また、「i-FILTER」をオンプレミス導入すれば、それまで生じていた機能の制約から開放され、直接きめ細かな設定ができるようになる点も評価ポイントだったといいます。こうして2017年末、町田市役所は正式に「i-FILTER」Ver.10の導入を決定。その後、約3か月間をかけて「i-FILTER」Ver.10の導入作業を行い、2018年4月に正式な運用を開始しました。

町田市役所 総務部 情報システム課 担当係長 間宮 正秋 氏
町田市役所 総務部
情報システム課 担当係長
間宮 正秋 氏

フィルタリングの設定は、基本的にはそれまでの設定をそのまま引き継ぎつつ、幾つか新たな設定も追加しました。しかし旧バージョンとの最大の違いは、何といっても「i-FILTER」Ver.10から新たに導入した「ホワイトリスト運用」の適用でした。これは、「i-FILETR」が保持している「安全であることが明らかなサイトのデータベース」に登録されていないサイトは、すべてデフォルトでブロックするという機能です。問題のあるサイトのリストをもとにブロックするブラックリスト運用と比べ、より強固なセキュリティ対策を実現できます。

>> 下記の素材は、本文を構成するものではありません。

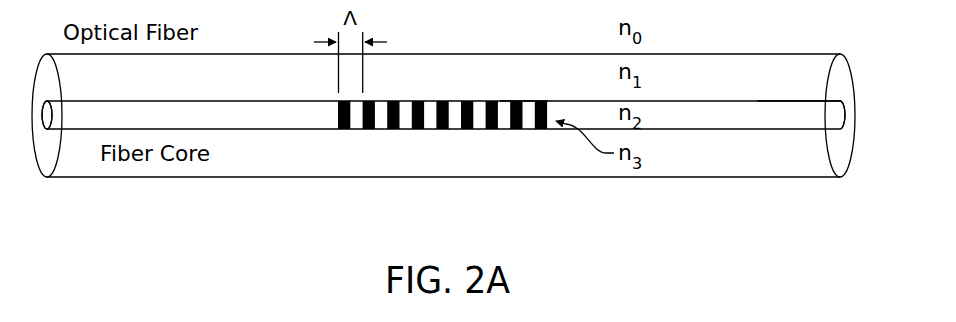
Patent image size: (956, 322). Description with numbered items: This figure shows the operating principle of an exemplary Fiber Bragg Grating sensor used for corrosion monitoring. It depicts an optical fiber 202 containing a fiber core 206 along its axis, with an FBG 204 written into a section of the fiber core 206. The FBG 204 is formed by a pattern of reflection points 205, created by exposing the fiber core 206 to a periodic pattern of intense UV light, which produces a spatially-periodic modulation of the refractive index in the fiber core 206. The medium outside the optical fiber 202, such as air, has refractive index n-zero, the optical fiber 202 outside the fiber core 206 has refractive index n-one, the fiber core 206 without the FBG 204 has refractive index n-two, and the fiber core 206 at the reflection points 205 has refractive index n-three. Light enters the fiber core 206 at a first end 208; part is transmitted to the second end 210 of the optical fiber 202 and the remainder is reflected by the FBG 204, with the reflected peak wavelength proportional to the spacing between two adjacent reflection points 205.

The optical fiber 202 is at (712, 63).
The FBG 204 is at (475, 142).
The reflection points 205 is at (517, 102).
The fiber core 206 is at (677, 117).
The first end 208 is at (68, 117).
The second end 210 is at (757, 117).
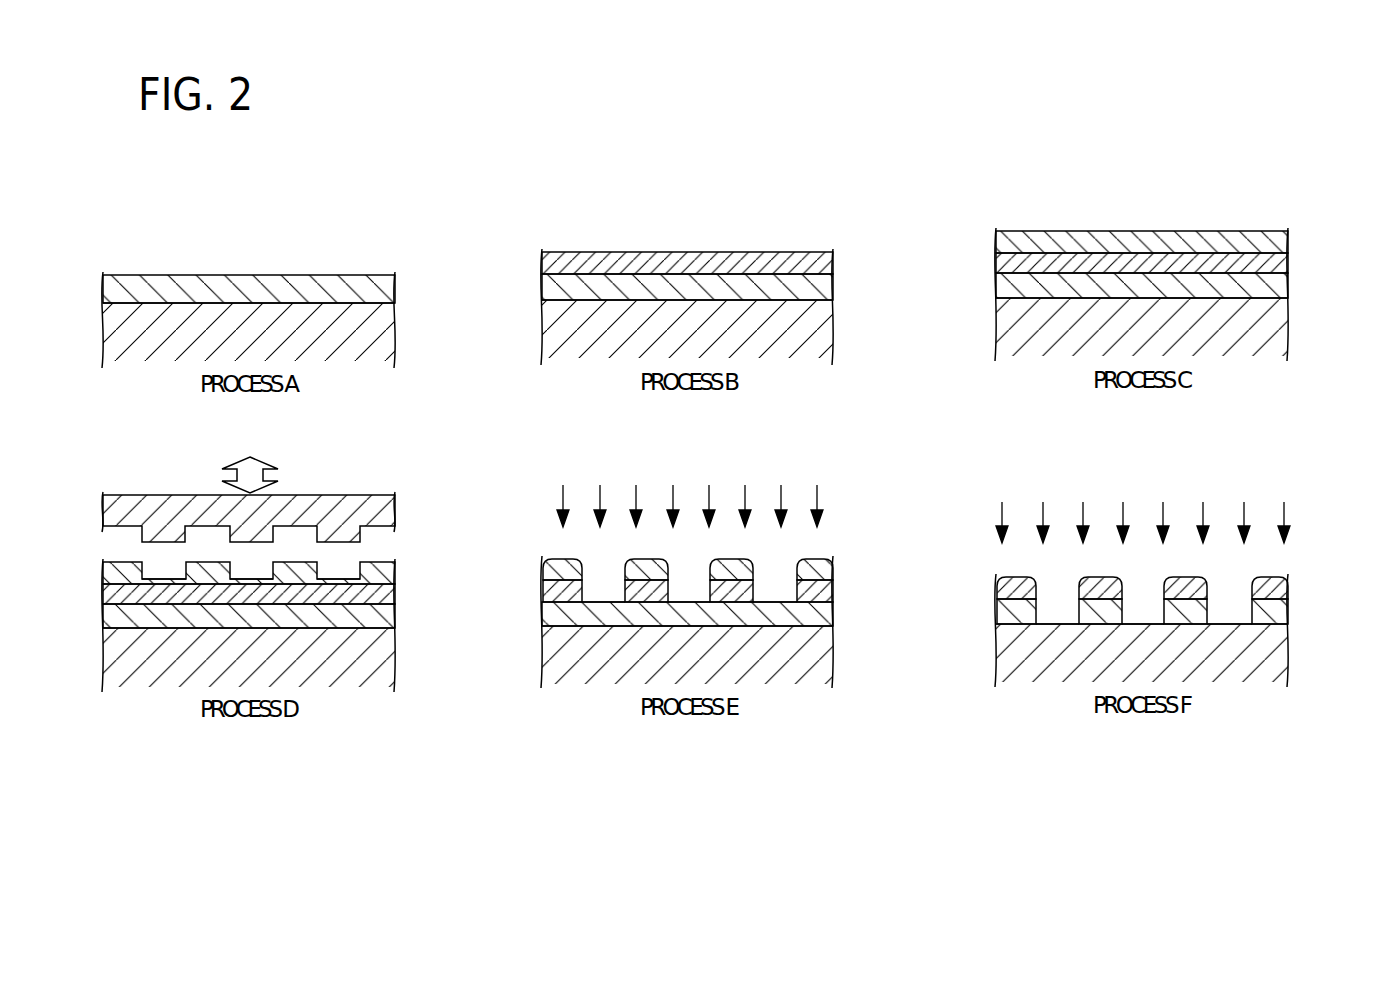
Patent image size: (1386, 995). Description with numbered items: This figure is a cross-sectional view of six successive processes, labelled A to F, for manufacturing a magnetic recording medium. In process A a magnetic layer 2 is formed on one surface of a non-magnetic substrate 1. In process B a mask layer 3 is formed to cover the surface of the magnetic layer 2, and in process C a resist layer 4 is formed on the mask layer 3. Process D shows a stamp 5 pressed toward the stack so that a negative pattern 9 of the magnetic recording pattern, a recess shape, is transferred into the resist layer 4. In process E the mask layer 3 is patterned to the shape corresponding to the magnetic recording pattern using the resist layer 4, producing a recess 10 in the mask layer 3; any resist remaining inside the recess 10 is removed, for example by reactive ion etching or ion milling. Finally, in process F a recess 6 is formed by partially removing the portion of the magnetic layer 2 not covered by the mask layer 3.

The non-magnetic substrate 1 is at (721, 460).
The magnetic layer 2 is at (721, 454).
The mask layer 3 is at (721, 428).
The resist layer 4 is at (721, 402).
The stamp 5 is at (273, 517).
The recess 6 is at (1232, 624).
The negative pattern 9 is at (340, 579).
The recess 10 is at (775, 599).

「このホワイトリスト運用を開始した当初は、ユーザーから『これまでアクセスできたサイトにアクセスできなくなった』という問い合わせも何件か寄せられましたが、開発元のデジタルアーツに情報が自動的にフィードバックされ、1営業日ほど待てばアクセスできるようになったので、特に問題にはなりませんでした。それ以上に、インターネットセキュリティがより強化されたとともに、これを機に職員とWebフィルタリングに関して会話をする機会が増え、あらためてセキュリティについて多くの職員が認識を新たにしてくれた点が大きかったですね」(黒澤氏)。

よりきめ細かなWebフィルタリング運用も可能に

「i-FILTER」Ver.10の運用を開始して以降は、かつて課題となっていた「一時的なアクセス開放」の運用も大幅にセキュアかつ効率的になったといいます。

特に、オンラインストレージの運用に関しては、これまでは職員からの利用申請を受け付けた時間帯に、サービス全体へのアクセスをすべての職員に対して開放していましたが、「i-FILTER」Ver.10の運用開始後は、サービス単位でのアクセス制御機能を活用することで、極めて効率的にアクセスを管理できるようになったといいます。

さらには、今回から新たに利用を始めた「i-FILTER Reporter」により、ユーザーのWebアクセスの実態をより簡単に把握できるようになったと間宮氏は述べます。

「『i-FILTER』のレポーティングサーバーを参照することで、『i-FILTER』の詳しい運用実績をより簡単に参照できるようになりました。また、オンプレミス運用になって、ログの容量の制限がなくなったことも大きいですね。このように、クラウドからオンプレミスに変わってさまざまな面で運用の制約がなくなり、とても助かっています」

同氏は「もともと『i-FILTER』の機能やフィルタリング設定のノウハウは高く評価していますし、恐らく今後も安心してお任せできるのではないかと考えています」と、「i-FILTER」に対して高い信頼を寄せます。町田市では今後も「i-FILTER」Ver.10が備える豊富な機能を活用することで、自治体に求められる高いセキュリティ要件を確実に満たしていきたいとしています。